Given a choice in the matter, many universities and colleges say they would rather partner with a builder than see students stream into adjacent private residences where the university has no involvement in student life.

Centennial College built its new 740-bed residence on its campus in Scarborough in partnership with Knightstone, which paid for the construction and will collect residence fees for years to cover the investment. In the long term, the building will be owned by Centennial however, under a complex public-private partnership agreement.

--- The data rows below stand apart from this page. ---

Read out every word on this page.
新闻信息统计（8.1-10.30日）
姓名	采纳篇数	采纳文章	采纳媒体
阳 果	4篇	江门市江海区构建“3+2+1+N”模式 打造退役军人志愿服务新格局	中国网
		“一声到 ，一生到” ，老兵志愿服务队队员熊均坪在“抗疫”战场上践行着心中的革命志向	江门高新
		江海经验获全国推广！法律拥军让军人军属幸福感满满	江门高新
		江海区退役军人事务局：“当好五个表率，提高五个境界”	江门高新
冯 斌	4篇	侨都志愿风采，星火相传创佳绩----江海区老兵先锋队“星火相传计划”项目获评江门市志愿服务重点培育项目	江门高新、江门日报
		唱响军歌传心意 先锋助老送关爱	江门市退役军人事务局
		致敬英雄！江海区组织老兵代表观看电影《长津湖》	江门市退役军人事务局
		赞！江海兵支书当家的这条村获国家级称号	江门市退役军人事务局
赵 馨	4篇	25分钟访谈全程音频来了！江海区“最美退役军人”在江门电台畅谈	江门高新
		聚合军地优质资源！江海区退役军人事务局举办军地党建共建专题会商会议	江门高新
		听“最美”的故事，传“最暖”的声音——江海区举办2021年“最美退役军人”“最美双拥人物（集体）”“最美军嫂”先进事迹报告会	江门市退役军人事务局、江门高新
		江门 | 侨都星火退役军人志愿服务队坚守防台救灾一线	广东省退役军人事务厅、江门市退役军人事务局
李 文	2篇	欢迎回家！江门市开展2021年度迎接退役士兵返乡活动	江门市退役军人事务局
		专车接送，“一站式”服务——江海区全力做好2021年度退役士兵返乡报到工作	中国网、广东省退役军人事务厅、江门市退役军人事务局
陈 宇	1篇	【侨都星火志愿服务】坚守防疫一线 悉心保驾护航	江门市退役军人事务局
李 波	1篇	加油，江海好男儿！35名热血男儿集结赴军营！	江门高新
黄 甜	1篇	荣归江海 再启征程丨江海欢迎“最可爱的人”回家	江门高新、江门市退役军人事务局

Shannon Brooks, Centennial's associate vice-president of corporate services, said the partnership model helps the college raise funds for construction, but also allows the college to still retain control and closely monitor issues, including situations where students need counselling.

"The more involved we can be to support our students, the better the success is of the operations as a whole," she said. "You get these residences that are completely not affiliated, and you lose all of that, which is pretty significant."

Mr. Perlis of Knightstone says there are different challenges when operating a residence for university students compared with a condo or apartment building aimed at adults. It makes experience in the sector essential, he said.

"In today's day and age when your target clientele is 18, 19, 20 years old in the social-media world, it's an interesting, challenging environment," he said.

His pro tip for managing today's students? Get the WiFi right.

"If you didn't feed them and the power went off, they could live with that," he says. "If you take away their WiFi, it's impossible."